Faltaban tres minutos para las seis cuando Paula se detuvo a la entrada del comedor y se alisó el vestido. Recorrió la sala con la mirada, pero él no estaba. El alivio se mezcló con el enfado. No tendría que preocuparse de cómo hacía la entrada, pero esperaba que fuera puntual. Quería terminar con aquello cuanto antes. Era irritante que su impresión inicial sobre él se hubiera confirmado. Era el playboy que había leído. Atractivo y suave. Trabajar juntos iba a volverla loca. La llevaron hasta la mejor mesa del salón, desde donde había una vista impresionante de las montañas y los árboles al ocaso del sol. No había pedido esa mesa en particular, era la habitualmente reservada para los clientes especiales. Sería un error que la ocupara ella cuando podía haber algún cliente que pagara por sentarse ahí. Bebió un sorbo de su vaso de agua y esperó. A las seis y diez no le quedaban uñas de tamborilear en la mesa. Dejó de hacerlo bruscamente cuando él entró en el comedor. Dios, era hermoso. Podía admitirlo cuando estaba a esa distancia. Así era seguro. Estaba devastador con unos pantalones negros y una camisa blanca. Sacudió la cabeza y suspiró. Tenía una mano en el bolsillo, dijo algo a dos camareras que había delante de él y las dos rieron. Pedro era el sueño de cualquier mujer. Menos de ella. Los sueños así no duraban. Pero eso no significaba que no pudiera apreciar el envoltorio. Y para un momento muy corto, supuso. Suponer era un lujo que no solía permitirse. Pero mirando a Pedro deseó saber cómo hacer para ser libre. Ser capaz de aceptar y de dar. Él se acercó a la mesa con paso grácil.
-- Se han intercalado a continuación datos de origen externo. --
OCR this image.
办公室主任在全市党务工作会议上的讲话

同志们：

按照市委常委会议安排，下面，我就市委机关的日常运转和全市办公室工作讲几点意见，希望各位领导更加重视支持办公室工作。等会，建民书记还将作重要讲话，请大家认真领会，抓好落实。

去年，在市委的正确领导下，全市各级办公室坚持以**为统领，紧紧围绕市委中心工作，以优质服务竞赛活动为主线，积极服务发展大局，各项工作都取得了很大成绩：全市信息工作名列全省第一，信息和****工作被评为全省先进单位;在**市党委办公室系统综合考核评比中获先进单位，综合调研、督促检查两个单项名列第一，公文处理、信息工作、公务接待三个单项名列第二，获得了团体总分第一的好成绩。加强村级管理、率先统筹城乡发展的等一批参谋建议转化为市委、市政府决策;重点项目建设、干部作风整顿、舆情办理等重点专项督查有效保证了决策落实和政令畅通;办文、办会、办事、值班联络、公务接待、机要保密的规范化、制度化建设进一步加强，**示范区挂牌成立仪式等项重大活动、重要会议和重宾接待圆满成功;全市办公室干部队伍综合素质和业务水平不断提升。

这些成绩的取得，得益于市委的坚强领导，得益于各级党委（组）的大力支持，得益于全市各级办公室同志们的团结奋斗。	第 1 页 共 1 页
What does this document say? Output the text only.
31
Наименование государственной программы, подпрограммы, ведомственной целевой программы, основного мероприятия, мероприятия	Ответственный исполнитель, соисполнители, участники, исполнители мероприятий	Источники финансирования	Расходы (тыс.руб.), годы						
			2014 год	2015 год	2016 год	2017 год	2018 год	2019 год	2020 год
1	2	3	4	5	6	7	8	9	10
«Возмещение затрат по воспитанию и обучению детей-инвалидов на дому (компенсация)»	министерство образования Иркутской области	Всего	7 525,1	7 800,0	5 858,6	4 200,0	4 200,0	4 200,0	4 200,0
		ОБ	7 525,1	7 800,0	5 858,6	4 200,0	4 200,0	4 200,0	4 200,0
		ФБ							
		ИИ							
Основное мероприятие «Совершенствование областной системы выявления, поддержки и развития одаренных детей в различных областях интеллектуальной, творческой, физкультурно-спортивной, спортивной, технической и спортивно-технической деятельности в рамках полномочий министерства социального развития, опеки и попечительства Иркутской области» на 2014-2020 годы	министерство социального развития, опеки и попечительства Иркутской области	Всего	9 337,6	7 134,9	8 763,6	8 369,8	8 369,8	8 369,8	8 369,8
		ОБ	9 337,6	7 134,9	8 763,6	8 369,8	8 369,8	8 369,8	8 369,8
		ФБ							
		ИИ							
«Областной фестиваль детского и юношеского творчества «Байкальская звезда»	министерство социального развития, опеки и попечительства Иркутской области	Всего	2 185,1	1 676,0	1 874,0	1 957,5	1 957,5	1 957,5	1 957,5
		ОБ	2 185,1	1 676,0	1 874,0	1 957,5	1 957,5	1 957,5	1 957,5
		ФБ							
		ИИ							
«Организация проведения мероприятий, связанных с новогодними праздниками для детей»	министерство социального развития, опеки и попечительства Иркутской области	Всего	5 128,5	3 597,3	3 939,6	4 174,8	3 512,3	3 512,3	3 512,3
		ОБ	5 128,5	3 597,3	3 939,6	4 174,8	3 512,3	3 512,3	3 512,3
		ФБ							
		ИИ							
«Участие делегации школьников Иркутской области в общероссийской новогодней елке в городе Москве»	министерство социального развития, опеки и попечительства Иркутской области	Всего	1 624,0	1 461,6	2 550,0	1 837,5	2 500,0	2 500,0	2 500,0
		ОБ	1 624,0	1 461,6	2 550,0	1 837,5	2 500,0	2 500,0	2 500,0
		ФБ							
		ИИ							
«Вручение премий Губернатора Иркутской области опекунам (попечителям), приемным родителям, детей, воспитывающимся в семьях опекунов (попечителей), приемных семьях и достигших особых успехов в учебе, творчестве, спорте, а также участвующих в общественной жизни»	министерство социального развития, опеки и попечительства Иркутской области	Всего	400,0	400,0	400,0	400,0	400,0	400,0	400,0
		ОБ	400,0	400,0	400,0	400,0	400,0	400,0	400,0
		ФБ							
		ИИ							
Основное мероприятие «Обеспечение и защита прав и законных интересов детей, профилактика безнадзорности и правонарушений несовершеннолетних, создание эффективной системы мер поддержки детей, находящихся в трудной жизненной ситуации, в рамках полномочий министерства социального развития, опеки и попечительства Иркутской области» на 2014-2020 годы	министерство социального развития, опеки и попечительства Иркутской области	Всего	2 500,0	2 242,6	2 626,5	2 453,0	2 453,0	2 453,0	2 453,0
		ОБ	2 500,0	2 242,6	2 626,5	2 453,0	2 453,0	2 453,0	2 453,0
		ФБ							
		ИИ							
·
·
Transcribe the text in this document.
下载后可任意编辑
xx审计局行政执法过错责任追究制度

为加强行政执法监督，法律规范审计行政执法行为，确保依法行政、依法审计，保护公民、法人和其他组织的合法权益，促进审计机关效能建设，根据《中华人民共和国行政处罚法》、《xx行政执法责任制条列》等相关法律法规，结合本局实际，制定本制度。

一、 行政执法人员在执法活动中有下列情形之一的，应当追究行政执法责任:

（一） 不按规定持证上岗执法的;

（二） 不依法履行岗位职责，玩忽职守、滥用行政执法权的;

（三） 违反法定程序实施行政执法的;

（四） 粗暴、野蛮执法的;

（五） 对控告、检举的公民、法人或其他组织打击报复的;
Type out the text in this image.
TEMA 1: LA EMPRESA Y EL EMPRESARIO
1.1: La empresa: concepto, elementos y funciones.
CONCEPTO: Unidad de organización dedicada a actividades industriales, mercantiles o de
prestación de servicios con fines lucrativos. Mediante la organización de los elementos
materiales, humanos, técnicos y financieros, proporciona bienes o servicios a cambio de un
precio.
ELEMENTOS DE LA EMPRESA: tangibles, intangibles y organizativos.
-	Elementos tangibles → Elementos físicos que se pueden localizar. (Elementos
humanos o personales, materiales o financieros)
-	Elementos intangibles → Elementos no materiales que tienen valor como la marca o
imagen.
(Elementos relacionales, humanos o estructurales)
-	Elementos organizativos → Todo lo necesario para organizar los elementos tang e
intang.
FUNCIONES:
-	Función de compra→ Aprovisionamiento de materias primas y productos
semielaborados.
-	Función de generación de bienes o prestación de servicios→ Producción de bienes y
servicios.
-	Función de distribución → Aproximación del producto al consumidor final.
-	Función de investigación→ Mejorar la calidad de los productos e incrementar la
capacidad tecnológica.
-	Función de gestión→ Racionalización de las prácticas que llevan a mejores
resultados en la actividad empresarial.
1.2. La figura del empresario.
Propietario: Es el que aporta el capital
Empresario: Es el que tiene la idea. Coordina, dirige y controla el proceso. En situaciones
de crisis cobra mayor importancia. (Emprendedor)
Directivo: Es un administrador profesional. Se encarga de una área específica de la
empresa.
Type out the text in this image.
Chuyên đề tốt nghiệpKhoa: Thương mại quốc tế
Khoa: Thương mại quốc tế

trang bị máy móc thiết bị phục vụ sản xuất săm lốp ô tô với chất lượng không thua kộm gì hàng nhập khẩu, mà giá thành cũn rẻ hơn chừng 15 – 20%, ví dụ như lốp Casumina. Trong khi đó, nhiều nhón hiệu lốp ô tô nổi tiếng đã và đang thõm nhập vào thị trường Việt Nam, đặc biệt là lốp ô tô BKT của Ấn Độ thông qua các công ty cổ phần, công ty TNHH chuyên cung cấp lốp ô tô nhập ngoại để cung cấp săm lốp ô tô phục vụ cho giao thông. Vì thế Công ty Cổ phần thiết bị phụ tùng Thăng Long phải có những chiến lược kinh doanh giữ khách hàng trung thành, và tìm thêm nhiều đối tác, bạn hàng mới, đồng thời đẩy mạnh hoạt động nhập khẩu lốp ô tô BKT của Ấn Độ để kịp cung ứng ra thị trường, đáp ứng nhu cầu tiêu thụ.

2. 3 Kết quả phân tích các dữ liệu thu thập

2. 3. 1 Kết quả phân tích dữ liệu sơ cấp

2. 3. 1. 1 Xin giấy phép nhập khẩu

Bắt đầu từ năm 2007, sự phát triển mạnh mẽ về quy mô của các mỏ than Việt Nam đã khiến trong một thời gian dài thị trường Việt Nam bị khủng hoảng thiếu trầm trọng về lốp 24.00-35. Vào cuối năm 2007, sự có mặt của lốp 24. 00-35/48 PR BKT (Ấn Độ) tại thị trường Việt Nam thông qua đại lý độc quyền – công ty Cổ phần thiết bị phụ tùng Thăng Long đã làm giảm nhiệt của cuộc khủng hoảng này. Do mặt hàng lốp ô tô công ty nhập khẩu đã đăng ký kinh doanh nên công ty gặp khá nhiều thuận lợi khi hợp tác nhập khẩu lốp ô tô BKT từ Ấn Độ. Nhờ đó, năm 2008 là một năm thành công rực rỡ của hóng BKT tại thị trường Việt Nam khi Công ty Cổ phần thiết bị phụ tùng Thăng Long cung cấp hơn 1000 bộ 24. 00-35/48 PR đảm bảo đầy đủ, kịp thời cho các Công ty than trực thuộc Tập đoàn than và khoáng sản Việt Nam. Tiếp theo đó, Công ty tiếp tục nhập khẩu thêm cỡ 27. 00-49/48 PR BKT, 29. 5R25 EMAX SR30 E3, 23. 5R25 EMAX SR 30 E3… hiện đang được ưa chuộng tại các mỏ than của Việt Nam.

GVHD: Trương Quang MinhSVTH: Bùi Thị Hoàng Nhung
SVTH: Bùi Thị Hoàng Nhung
—Siento llegar tarde. Me he entretenido con unos correos electrónicos que ha enviado mi padre.
Ella apretó los labios, decidida a no ser comprensiva con él, pero Pedro se inclinó y le dió un beso de saludo en la mejilla. Se quedó paralizada. Él, sin ser consciente de su reacción, se sentó frente a ella.
—Estás muy guapa. ¿Has pedido algo ya?
¿Guapa? ¿Ella? Había ido a casa a dar de comer a Bobby y después el perro le había manchado la ropa y había tenido que cambiarse. Llevaba un vestido negro sencillo de manga larga y con la falda por encima de la rodilla.No era todo lo de trabajo que habría querido, pero era muy clásico y poco sugerente. Parecía que a Pedro le salían los cumplidos tan fácilmente como las garantías.
—Gracias, y no, estaba disfrutando de la música —dijo con voz menos estrangulada que como se sentía. Se oía de fondo una grabación reciente de jazz.
No le había prestado mucha atención, pero tenía que decir algo.Empezaba a estar claro que Pedro era alguien de contacto. Se sentía cómodo con los gestos físicos como los besos y los apretones de manos. Debería ayudarle saber que eran gestos impersonales, pero ella sabía que jamás podría ser tan táctil con la gente. Era demasiado difícil. Y explicárselo era impensable.
—He pedido vino de camino. Quiero probar algo de la zona.